Wenn Riedel begriffsgeschichtlich an den ‚Weltanschauungsbegriff‘ zwischen Leibniz und Heidegger erinnert, so instrumentiert dies diesen Ansatz. Die Welt- und Sprachansichten, die Leibniz zur Geltung bringt, und die Lehre vom „Sehepunckt“ bei Chladenius kreisen das Problem in einem noch nicht ideologisierten Verständigungssinn ein. Die entscheidende Frage bleibt freilich, ob verschiedene Formen von ‚Sinnverstehen‘ miteinander in einen Austausch kommen – oder ob sie unverbunden nebeneinander stehen bleiben. Dies aber verweist wiederum auf den Ursprungs- und Ansatzpunkt, den Primat bei der offenen Fragebewegung der Philosophie. [<<38]

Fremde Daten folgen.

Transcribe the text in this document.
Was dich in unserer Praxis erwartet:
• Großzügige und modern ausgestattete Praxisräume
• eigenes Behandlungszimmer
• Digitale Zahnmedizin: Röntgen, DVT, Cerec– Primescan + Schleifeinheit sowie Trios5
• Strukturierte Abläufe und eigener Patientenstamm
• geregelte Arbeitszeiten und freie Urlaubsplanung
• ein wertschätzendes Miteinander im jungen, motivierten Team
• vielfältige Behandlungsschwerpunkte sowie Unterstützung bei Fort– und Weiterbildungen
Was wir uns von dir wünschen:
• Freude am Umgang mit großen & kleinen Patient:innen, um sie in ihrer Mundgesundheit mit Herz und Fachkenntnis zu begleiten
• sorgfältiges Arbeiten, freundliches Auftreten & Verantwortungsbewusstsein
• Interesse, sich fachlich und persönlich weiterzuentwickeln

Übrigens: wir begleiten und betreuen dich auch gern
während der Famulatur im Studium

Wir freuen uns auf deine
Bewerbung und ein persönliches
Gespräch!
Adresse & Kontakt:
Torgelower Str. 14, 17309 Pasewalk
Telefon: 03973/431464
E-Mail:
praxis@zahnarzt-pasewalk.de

Dies ist der kriteriologische Dreh- und Angelpunkt, an dem, wie Riedel exemplarisch verdeutlicht, die verschiedenen Weltanschauungsphilosophien in der ersten Hälfte des 20. Jahrhunderts einer Kritik zugeführt werden müssen. Riedel bemerkt im Blick auf Diltheys Typenlehre, Jaspers’ ‚Psychologie der Weltanschauungen‘ und erst recht einen biologistischen Weltanschauungstypus, wie er von Arnold Gehlen vertreten und mit der ‚deutschen Philosophie‘ der NS-Zeit amalgamiert wurde,23 dass sie Strukturähnlichkeiten mit dem marxistischen Weltanschauungsverständnis hätten. Fixierte Weltanschauungskonzeptionen lassen unverständlich werden, was „im Philosophieren eigentlich geschieht“.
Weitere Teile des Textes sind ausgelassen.